We recall that the immediate past administration of Dr. Goodluck Jonathan was subjected to not-so-subtle pressures to legalise same-sex marriage. Compliance or not on that front was tied to access to mouth-watering incentives or the lack of it. Of course, the government of the day, having accurately read the unambiguous disposition of the overwhelming majority of its citizens, resisted the pressure, and even went ahead to take the unprecedented step of criminalising same-sex marriage. But there is no doubt that a strong global same-sex lobby subsists. The argument of those so disposed to same-sex marriage is that they are naturally so wired, and that, in any case, it is a matter of their fundamental human rights as members of the global community.
The right to freely associate and cohabit, they argue, is inalienable.

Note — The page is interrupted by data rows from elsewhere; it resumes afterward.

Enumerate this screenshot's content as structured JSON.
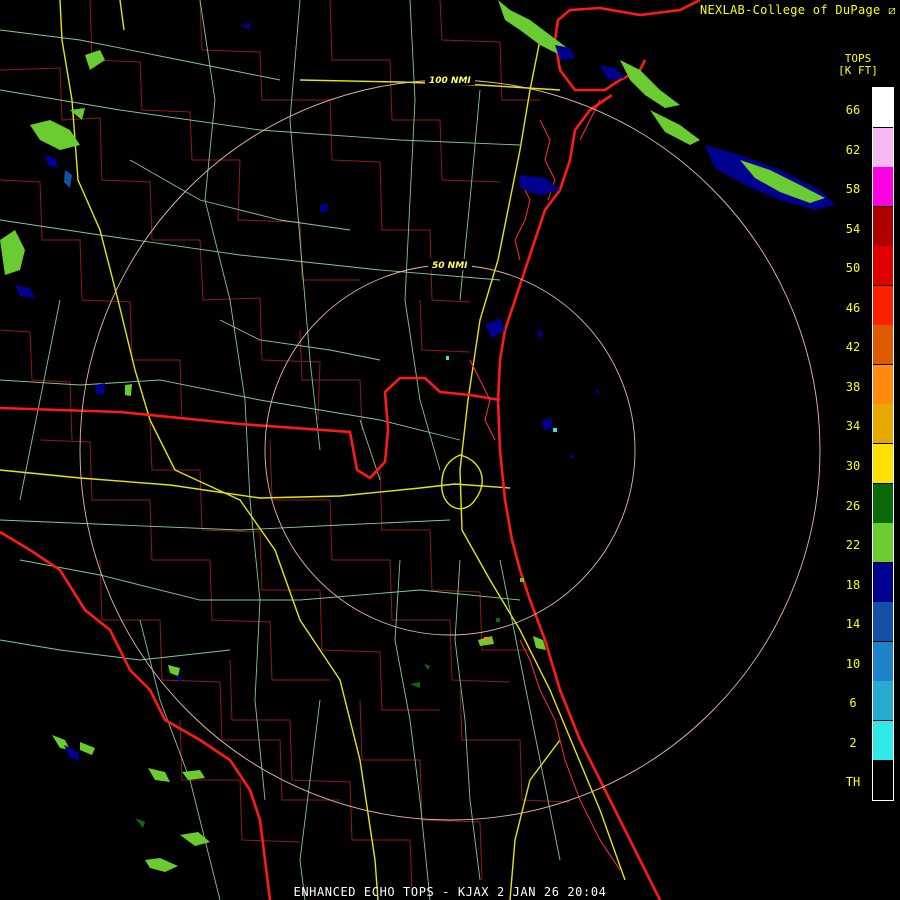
{
  "credit": "NEXLAB-College of DuPage",
  "legend": {
    "title_line1": "TOPS",
    "title_line2": "[K FT]",
    "entries": [
      {
        "label": "66",
        "color": "#ffffff"
      },
      {
        "label": "62",
        "color": "#f5b8f0"
      },
      {
        "label": "58",
        "color": "#ff00e0"
      },
      {
        "label": "54",
        "color": "#b00000"
      },
      {
        "label": "50",
        "color": "#e00000"
      },
      {
        "label": "46",
        "color": "#ff2000"
      },
      {
        "label": "42",
        "color": "#dd5a00"
      },
      {
        "label": "38",
        "color": "#ff8a10"
      },
      {
        "label": "34",
        "color": "#e8a800"
      },
      {
        "label": "30",
        "color": "#ffe000"
      },
      {
        "label": "26",
        "color": "#0a6a0a"
      },
      {
        "label": "22",
        "color": "#6acc30"
      },
      {
        "label": "18",
        "color": "#000090"
      },
      {
        "label": "14",
        "color": "#1450a8"
      },
      {
        "label": "10",
        "color": "#1e82c8"
      },
      {
        "label": "6",
        "color": "#28aad0"
      },
      {
        "label": "2",
        "color": "#30e8e8"
      },
      {
        "label": "TH",
        "color": "#000000"
      }
    ]
  },
  "range_rings": [
    {
      "label": "50 NMI",
      "range_nmi": 50
    },
    {
      "label": "100 NMI",
      "range_nmi": 100
    }
  ],
  "footer": "ENHANCED ECHO TOPS - KJAX 2 JAN 26 20:04"
}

No doubt, same-sex marriage is a challenge to the natural order of things but one, which is real and seems by all accounts, to be growing.
The natural order is that sex is sacred and marriage should be between two consenting adults of the opposite sex and should be for love and procreation. This position is in sync with what the major religions teach and at the root of most religious beliefs. That is why the resistance to this warped form of marriage from the majority of people across the world is strong and not likely to abate anytime soon.
This is the reality Prime Minister May and others supporting the move must deal with. They should desist from putting unwarranted pressure on heads of state and their citizens to adopt strange and unnatural sexual orientation. As far as the majority of the people are concerned, the call for same-sex marriage is an affront on their cultural and religious sensibilities.
In Nigeria, same-sex marriage is an offence against the law and punishable by a definite prison term. The majority of the citizenry see people with such sexual orientation as delinquents who should be weaned of such sexual behaviour and reoriented into normal society.
We urge the Federal Government to resist any pressure to legalise same-sex marriage in the country. Since most Nigerians are opposed to same-sex marriage, the government must, therefore, distance itself from such unnatural and unacceptable sexual practices. It is against our culture and all major religions practised in the country.